Oaxaca (wa-ha-ka) is a state in Southwestern Mexico. Oaxaca cheese is cow’s milk cheese that is a little salty, a little stringy, mild, and it melts into a silky white lava that is a great foundation for a million dishes. To my knowledge there is not actually anything in the world known as an oaxacadilla. I made that up. But this cheese is used by a lot of folks in quesadillas and it is immediately apparent why. The cheese is just friendly that way. I chose a rolled quesadilla so the cheese to stay inside the tortilla, because in it is nested chunks of onion, sautéed mushrooms and roasted poblano peppers.
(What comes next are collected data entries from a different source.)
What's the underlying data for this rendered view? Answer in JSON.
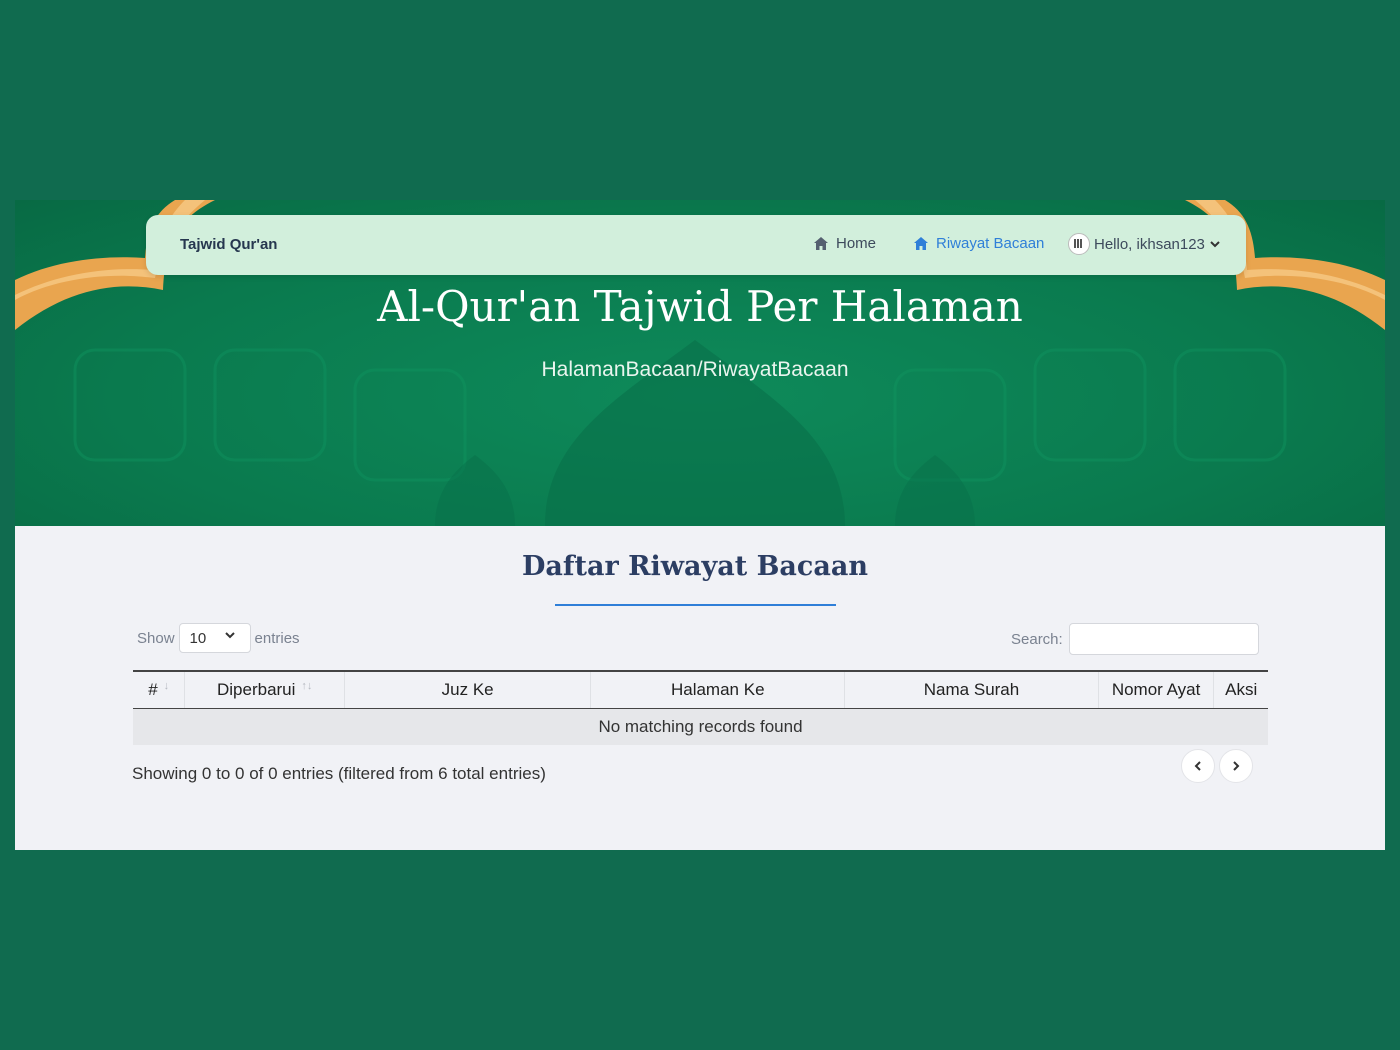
{
  "nav": {
    "brand": "Tajwid Qur'an",
    "home_label": "Home",
    "riwayat_label": "Riwayat Bacaan",
    "user_label": "Hello, ikhsan123"
  },
  "hero": {
    "title": "Al-Qur'an Tajwid Per Halaman",
    "breadcrumb": "HalamanBacaan/RiwayatBacaan"
  },
  "content": {
    "title": "Daftar Riwayat Bacaan",
    "show_label": "Show",
    "entries_value": "10",
    "entries_label": "entries",
    "search_label": "Search:",
    "search_value": ""
  },
  "table": {
    "columns": [
      "#",
      "Diperbarui",
      "Juz Ke",
      "Halaman Ke",
      "Nama Surah",
      "Nomor Ayat",
      "Aksi"
    ],
    "empty_message": "No matching records found"
  },
  "footer": {
    "info": "Showing 0 to 0 of 0 entries (filtered from 6 total entries)"
  },
  "colors": {
    "page_bg": "#106b4f",
    "hero_green": "#0a7a4e",
    "navbar_bg": "#d2efdc",
    "accent": "#2f7fd8",
    "heading": "#2c3e63"
  }
}
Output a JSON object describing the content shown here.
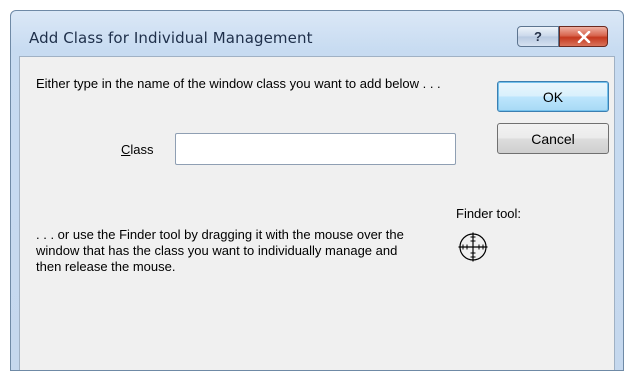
{
  "window": {
    "title": "Add Class for Individual Management",
    "help_label": "?",
    "close_label": "✕"
  },
  "dialog": {
    "instruction_top": "Either type in the name of the window class you want to add below . . .",
    "class_label_prefix": "C",
    "class_label_rest": "lass",
    "class_input_value": "",
    "instruction_bottom": ". . . or use the Finder tool by dragging it with the mouse over the window that has the class you want to individually manage and then release the mouse.",
    "finder_label": "Finder tool:",
    "finder_icon": "crosshair-icon"
  },
  "buttons": {
    "ok_label": "OK",
    "cancel_label": "Cancel"
  },
  "colors": {
    "titlebar": "#c7dbf1",
    "client": "#f0f0f0",
    "close": "#c5391f",
    "default_button_border": "#3c7fb1"
  }
}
But on subsequent days, I made a more traditional folded “quesadilla” and it was slightly messier, but wonderful all the same.
This softball sized hunk of “Mexican-style” cheese was actually made in Wisconsin. It is made with a pulling method that causes it to be in a string or rope shape which is then rolled up into balls, much like mozzarella. The flavor is a bit similar to mozzarella or Monterrey jack. I would love to try an artisanal or traditional version of this cheese to see how different it is from this larger production one. But the consensus seems to be that it is a mild and buttery treat regardless. That is why it is also beloved by kids, too.
Here, I have sautéed onions and mushrooms. I cook them separately so I can tell exactly when each is finished. But it is quick and you can just transfer the cooked veggies onto a plate together, because they all end up together again. To use the poblano, you first need to roast it, but this is easily accomplished and kind of fun. Just hold it over the gas flame on your stove and blister the heck out of it. The more burnt the skin, the easier it comes off later. After blistering the pepper, you place it in a bag and let it steam for a few minutes. Then, the skin comes right off with the help of a dull knife. Take out the seeds and chop the pepper, and you are ready to go.
This is a simple snack. There really is not a lot involved. If you would like to be able to make them in a hurry, consider sautéing the vegetables the day before and reheating them before assembling the rolls.
Set a burner on your gas stove to medium. Using tongs, very carefully place the poblano directly over the flame. Allow the pepper to remain over the flame until it turns black and begins to blister. Move the pepper around until the entire surface of the pepper is blackened. This takes 8 to 10 minutes. When the pepper is blackened, remove it to a plastic re-sealable bag and seal the bag. Allow the pepper to steam in the bag for about 5 minutes. Remove the pepper and scrape off the skin with the dull side of a knife. Remove the seeds and stems from the pepper and chop it into small pieces.
Heat 1 tablespoon of oil in a nonstick skillet over medium heat. Add the onions and sauté them until they are translucent and softened. Remove them to a plate. Add another tablespoon of olive oil to the pan and sauté the mushrooms quickly, over medium-high heat. Stir them often until they are nicely browned and softened, about 5 minutes. Add the onions and peppers to the mushrooms and continue to cook them together until they are all reheated. Remove the vegetables back the plate.
Cut the cheese into slices and divide it into 6 portions. Divide the vegetables into six portions. Wipe out the skilled and heat it again over medium heat. For each oaxacadilla, warm a tortilla briefly in the pan (to soften it) and then lay it on the counter. Place a portion of cheese and a portion of vegetables on the tortilla. Sprinkle with salt. Roll the sides to the middle and then roll up the tortilla. This provides closed edges so the cheese will not melt out.
Place the rolled tortilla back into the pan and repeat the process. Turn the rolls carefully with tongs, making sure that they do not unroll and spill. Cook the rolls until they are browned and crisp on all sides and the cheese has been given time to melt, about 6 to 7 minutes. Remove the rolls from the pan and serve them immediately with sour cream and salsa.
If you do not have a gas stove, you can also broil the pepper. Just watch them closely and turn them half way through the process. Poblanos are not as hot as jalapenos, but still, be careful to wash your hands after handling them.
I was inspired to make this by my cousin Jeff Bowles. He suggested that I needed to come up with a good recipe for panela, which is basically a skillet of melted cheese topped with chorizo or poblanos, or anything you like. It was in my search for a good melting cheese that I bought this Oaxaca. I think it would be a perfect cheese for panela, but I just haven’t gotten there yet. Thanks, Jeff!